When the 'angels '(or rough boys, so called because their rags suggested wings) were more than usually dirty, the postmen protested, as the place was in danger of assuming the appearance, as one has said, of 'an entomological museum without the pins.'

The Borough Road house thoroughly suited Dolling's Bohemian nature, and, did space allow, we could relate many true stories of the extraordinary people whom he got hold of at this time, having rescued them from sin or despair, and who are now leading honest and honourable lives, after having been emigrated by him to start better in a new country. Several pickpockets were thoroughly reclaimed by him. One starving lad who tried to steal from Dolling was reformed by him, and afterwards, as a private in one of the Guards regiments, could scarcely be recognised for what he was when Brother Bob caught him in the act of theft.

Dolling used to say of this young soldier that his last words as he died in hospital and as he bent over him were, '1 have kept straight.' Another who tried to steal his watch, and whom he chased and caught, was reformed, and emigrated to one of the colonies by his help, and prospered so well that he sent back money to help the mission work at Maidman Street.
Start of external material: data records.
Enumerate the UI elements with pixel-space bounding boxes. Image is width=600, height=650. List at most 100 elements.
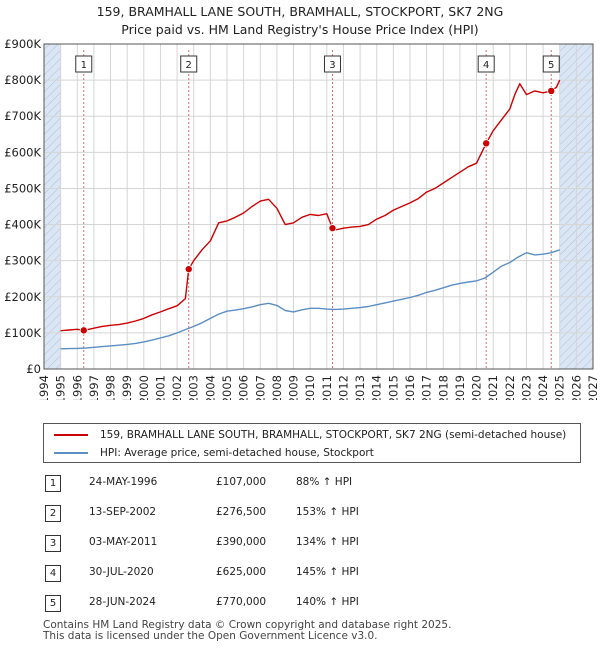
- plot-area: [44, 44, 593, 369]
- x-tick-label: 2013: [353, 375, 367, 400]
- sale-price: £107,000: [216, 476, 267, 488]
- x-tick-label: 2021: [486, 375, 500, 400]
- footer-copyright: Contains HM Land Registry data © Crown c…: [43, 619, 452, 631]
- y-tick-label: £300K: [4, 254, 41, 268]
- sale-number-badge: 2: [45, 505, 61, 522]
- sale-number-badge: 5: [45, 595, 61, 612]
- sale-point: [328, 224, 337, 233]
- sale-hpi-change: 153% ↑ HPI: [296, 506, 359, 518]
- sale-point: [184, 265, 193, 274]
- x-tick-label: 2011: [320, 375, 334, 400]
- chart-title: 159, BRAMHALL LANE SOUTH, BRAMHALL, STOC…: [96, 4, 504, 19]
- x-tick-label: 2012: [336, 375, 350, 400]
- x-tick-label: 2015: [386, 375, 400, 400]
- sale-marker-box: [477, 55, 495, 73]
- sale-point: [547, 86, 556, 95]
- x-tick-label: 2024: [536, 375, 550, 400]
- plot-frame: [43, 43, 594, 370]
- sale-marker-label: 3: [329, 60, 335, 71]
- sale-date: 24-MAY-1996: [89, 476, 158, 488]
- sale-row: 5 28-JUN-2024 £770,000 140% ↑ HPI: [43, 590, 583, 620]
- sale-marker-box: [180, 55, 198, 73]
- sale-row: 3 03-MAY-2011 £390,000 134% ↑ HPI: [43, 530, 583, 560]
- x-tick-label: 1998: [104, 375, 118, 400]
- x-tick-label: 2017: [420, 375, 434, 400]
- x-tick-label: 2020: [470, 375, 484, 400]
- sale-date: 13-SEP-2002: [89, 506, 157, 518]
- x-tick-label: 2026: [569, 375, 583, 400]
- sale-row: 4 30-JUL-2020 £625,000 145% ↑ HPI: [43, 560, 583, 590]
- hatched-range: [44, 44, 61, 369]
- x-tick-label: 2007: [253, 375, 267, 400]
- legend-swatch-hpi: [54, 452, 88, 454]
- x-tick-label: 2023: [519, 375, 533, 400]
- x-tick-label: 2000: [137, 375, 151, 400]
- sale-number-badge: 4: [45, 565, 61, 582]
- sale-number-badge: 1: [45, 475, 61, 492]
- x-tick-label: 2001: [153, 375, 167, 400]
- sale-row: 1 24-MAY-1996 £107,000 88% ↑ HPI: [43, 470, 583, 500]
- sale-marker-label: 1: [81, 60, 87, 71]
- x-tick-label: 1999: [120, 375, 134, 400]
- legend-label-hpi: HPI: Average price, semi-detached house,…: [100, 447, 374, 459]
- x-tick-label: 2014: [370, 375, 384, 400]
- y-tick-label: £0: [26, 362, 41, 376]
- sale-price: £276,500: [216, 506, 267, 518]
- x-tick-label: 1995: [54, 375, 68, 400]
- y-tick-label: £900K: [4, 37, 41, 51]
- sale-marker-box: [323, 55, 341, 73]
- sale-date: 30-JUL-2020: [89, 566, 154, 578]
- x-tick-label: 1997: [87, 375, 101, 400]
- sale-date: 28-JUN-2024: [89, 596, 156, 608]
- x-tick-label: 2016: [403, 375, 417, 400]
- x-tick-label: 2006: [237, 375, 251, 400]
- x-tick-label: 2010: [303, 375, 317, 400]
- x-tick-label: 2027: [586, 375, 600, 400]
- sale-date: 03-MAY-2011: [89, 536, 158, 548]
- sale-price: £625,000: [216, 566, 267, 578]
- x-tick-label: 2025: [553, 375, 567, 400]
- chart-legend: 159, BRAMHALL LANE SOUTH, BRAMHALL, STOC…: [43, 423, 581, 463]
- sale-marker-label: 2: [186, 60, 192, 71]
- x-tick-label: 2004: [203, 375, 217, 400]
- y-tick-label: £800K: [4, 73, 41, 87]
- sale-number-badge: 3: [45, 535, 61, 552]
- y-tick-label: £200K: [4, 290, 41, 304]
- hpi-series-line: [60, 249, 560, 350]
- x-tick-label: 2008: [270, 375, 284, 400]
- footer-licence: This data is licensed under the Open Gov…: [43, 630, 378, 642]
- sale-marker-box: [75, 55, 93, 73]
- sale-marker-label: 5: [548, 60, 554, 71]
- chart-subtitle: Price paid vs. HM Land Registry's House …: [121, 22, 479, 37]
- sale-row: 2 13-SEP-2002 £276,500 153% ↑ HPI: [43, 500, 583, 530]
- legend-swatch-property: [54, 434, 88, 436]
- x-tick-label: 1994: [37, 375, 51, 400]
- y-tick-label: £700K: [4, 109, 41, 123]
- footer-attribution: Contains HM Land Registry data © Crown c…: [43, 620, 451, 642]
- x-tick-label: 2018: [436, 375, 450, 400]
- x-tick-label: 2019: [453, 375, 467, 400]
- sale-hpi-change: 140% ↑ HPI: [296, 596, 359, 608]
- x-tick-label: 2002: [170, 375, 184, 400]
- x-tick-label: 2003: [187, 375, 201, 400]
- x-tick-label: 2022: [503, 375, 517, 400]
- y-tick-label: £100K: [4, 326, 41, 340]
- sale-marker-box: [542, 55, 560, 73]
- sale-hpi-change: 145% ↑ HPI: [296, 566, 359, 578]
- sale-point: [482, 139, 491, 148]
- y-tick-label: £600K: [4, 145, 41, 159]
- sale-price: £770,000: [216, 596, 267, 608]
- y-tick-label: £400K: [4, 218, 41, 232]
- property-series-line: [60, 79, 561, 332]
- y-tick-label: £500K: [4, 181, 41, 195]
- sale-price: £390,000: [216, 536, 267, 548]
- x-tick-label: 2005: [220, 375, 234, 400]
- x-tick-label: 2009: [287, 375, 301, 400]
- x-tick-label: 1996: [70, 375, 84, 400]
- legend-label-property: 159, BRAMHALL LANE SOUTH, BRAMHALL, STOC…: [100, 429, 567, 441]
- sale-hpi-change: 134% ↑ HPI: [296, 536, 359, 548]
- sale-hpi-change: 88% ↑ HPI: [296, 476, 353, 488]
- sale-marker-label: 4: [483, 60, 489, 71]
- sale-point: [79, 326, 88, 335]
- price-chart: £0 £100K £200K £300K £400K £500K £600K £700K £80…: [4, 37, 600, 400]
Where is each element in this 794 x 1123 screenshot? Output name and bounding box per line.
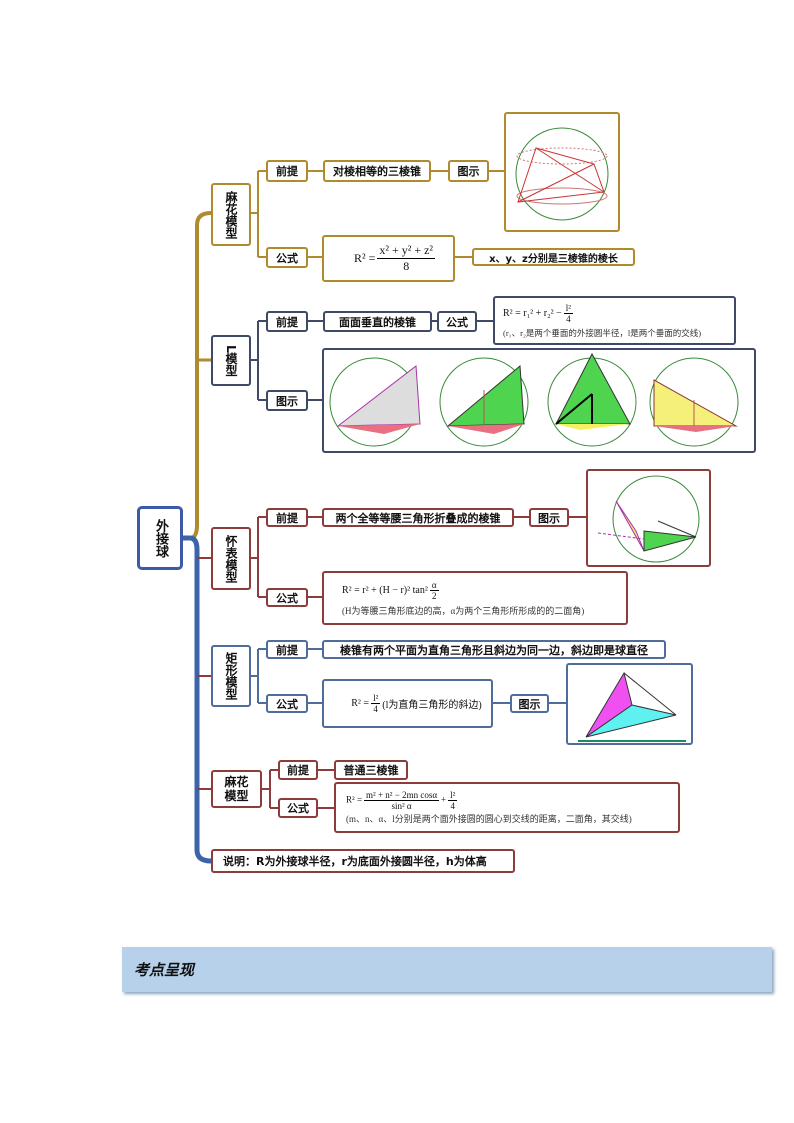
figure-2: [439, 357, 529, 447]
figure-label[interactable]: 图示: [266, 390, 308, 411]
formula-denominator: 2: [431, 590, 437, 601]
premise-text[interactable]: 对棱相等的三棱锥: [323, 160, 431, 182]
premise-label[interactable]: 前提: [266, 640, 308, 659]
branch-title: 麻花模型: [224, 775, 249, 803]
formula-lhs: R² =: [346, 794, 363, 805]
formula-box: R² = x² + y² + z² 8: [322, 235, 455, 282]
premise-text[interactable]: 棱锥有两个平面为直角三角形且斜边为同一边，斜边即是球直径: [322, 640, 666, 659]
section-banner: 考点呈现: [122, 947, 772, 992]
node-twist-model[interactable]: 麻花模型: [211, 183, 251, 246]
formula-note: (H为等腰三角形底边的高，α为两个三角形所形成的的二面角): [342, 605, 585, 616]
formula-numerator: l²: [371, 693, 381, 704]
formula-lhs: R² =: [351, 698, 370, 709]
premise-text[interactable]: 普通三棱锥: [334, 760, 408, 780]
formula-numerator: α: [429, 579, 439, 591]
formula-denominator: 4: [566, 313, 571, 324]
formula-box: R² = r² + (H − r)² tan² α 2 (H为等腰三角形底边的高，α…: [322, 571, 628, 625]
node-twist-model-general[interactable]: 麻花模型: [211, 770, 262, 808]
twist-model-figure: [504, 112, 620, 232]
formula-note: (m、n、α、l分别是两个面外接圆的圆心到交线的距离，二面角，其交线): [346, 814, 632, 824]
premise-text[interactable]: 两个全等等腰三角形折叠成的棱锥: [322, 508, 514, 527]
formula-label[interactable]: 公式: [266, 694, 308, 713]
formula-note: x、y、z分别是三棱锥的棱长: [472, 248, 635, 266]
formula-box: R² = m² + n² − 2mn cosα sin² α + l² 4 (m、n、α、…: [334, 782, 680, 833]
premise-label[interactable]: 前提: [266, 160, 308, 182]
connector-lower: [183, 535, 212, 864]
premise-label[interactable]: 前提: [266, 508, 308, 527]
formula-label[interactable]: 公式: [266, 588, 308, 607]
formula-lhs: R² = r² + (H − r)² tan²: [342, 584, 428, 596]
formula-numerator: l²: [563, 302, 573, 314]
formula-numerator: x² + y² + z²: [377, 243, 436, 259]
formula-box: R² = r₁² + r₂² − l² 4 (r₁、r₂是两个垂面的外接圆半径，l是…: [493, 296, 736, 345]
figure-label[interactable]: 图示: [510, 694, 549, 713]
formula-numerator: m² + n² − 2mn cosα: [364, 790, 440, 801]
pocket-watch-figure: [586, 469, 711, 567]
formula-denominator: sin² α: [391, 801, 412, 811]
formula-note: (l为直角三角形的斜边): [382, 700, 482, 711]
figure-label[interactable]: 图示: [529, 508, 569, 527]
formula-lhs: R² = r₁² + r₂² −: [503, 307, 562, 319]
figure-3: [547, 352, 637, 447]
node-l-model[interactable]: L模型: [211, 335, 251, 386]
branch-title: L模型: [224, 344, 238, 377]
figure-4: [649, 357, 739, 447]
premise-text[interactable]: 面面垂直的棱锥: [323, 311, 432, 332]
formula-denominator: 4: [373, 704, 378, 714]
banner-title: 考点呈现: [134, 961, 195, 979]
formula-numerator-2: l²: [448, 790, 458, 801]
l-model-figures: [322, 348, 756, 453]
formula-lhs: R² =: [353, 251, 376, 265]
figure-1: [329, 357, 421, 447]
root-node-circumscribed-sphere[interactable]: 外接球: [137, 506, 183, 570]
figure-label[interactable]: 图示: [448, 160, 489, 182]
connector-branch-1: [183, 211, 212, 540]
node-pocket-watch-model[interactable]: 怀表模型: [211, 527, 251, 590]
explanation-note: 说明：R为外接球半径，r为底面外接圆半径，h为体高: [211, 849, 515, 873]
formula-note: (r₁、r₂是两个垂面的外接圆半径，l是两个垂面的交线): [503, 327, 702, 338]
formula-denominator: 8: [403, 259, 410, 273]
rectangle-model-figure: [566, 663, 693, 745]
branch-title: 麻花模型: [224, 190, 238, 239]
root-label: 外接球: [153, 518, 168, 558]
node-rectangle-model[interactable]: 矩形模型: [211, 645, 251, 707]
formula-denominator-2: 4: [450, 801, 455, 811]
formula-label[interactable]: 公式: [437, 311, 477, 332]
formula-label[interactable]: 公式: [266, 247, 308, 268]
branch-title: 矩形模型: [224, 652, 238, 700]
formula-box: R² = l² 4 (l为直角三角形的斜边): [322, 679, 493, 728]
formula-label[interactable]: 公式: [278, 798, 318, 818]
premise-label[interactable]: 前提: [266, 311, 308, 332]
premise-label[interactable]: 前提: [278, 760, 318, 780]
formula-plus: +: [441, 794, 447, 805]
branch-title: 怀表模型: [224, 534, 238, 583]
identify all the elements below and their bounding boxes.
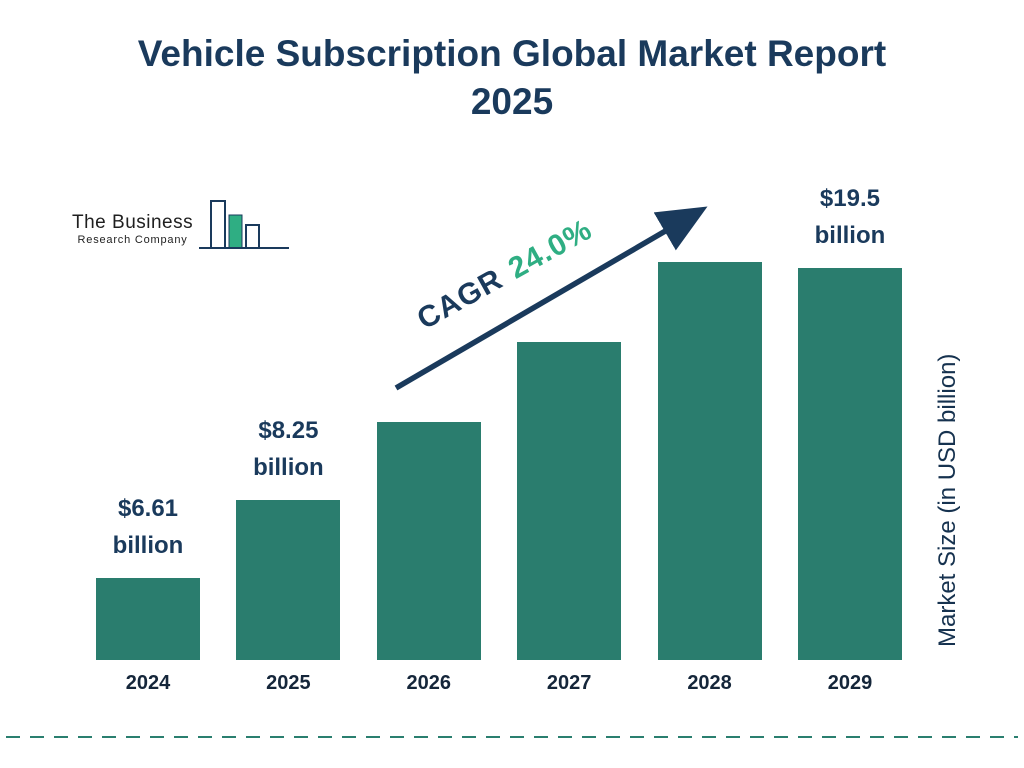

Robert Dolling's work at this time was more directly individual than perhaps at any other. He was not, as afterwards, a clergyman with the care of a parish organisation, and he had an extraordinary capacity for getting hold of cases which a clergyman under ordinary circumstances could hardly ever reach. Out of the moral and physical wreckage of London many a one, once a poor creature broken in soul and body, and fit only for a plunge into the river, blesses God to-day that He led their despairing footsteps across the path of 'Brother Bob.'

There are many other touching and well-verified stories of such cases for which we cannot find space. There is, however, one more which must be recorded. It comes to us from the direct testimony of one of Dolling's sisters, Miss Adelaide Dolling, who was the actual nurse in question.

A poor labourer lay dying in a London hospital. The nurse who attended him having hinted to him that he had but a few hours to live, asked him if there was anyone whom he would specially wish to see. He replied that he had known nothing of any of his relatives for some time past, and that the only friend he had 'was a chap they call "Brother Bob."' He added, 'He was very good to me, and I want so much to see him, but I don't know where he is now.' In an hour or so Dolling was at his side, and shortly after the poor fellow died happily in the arms of his friend.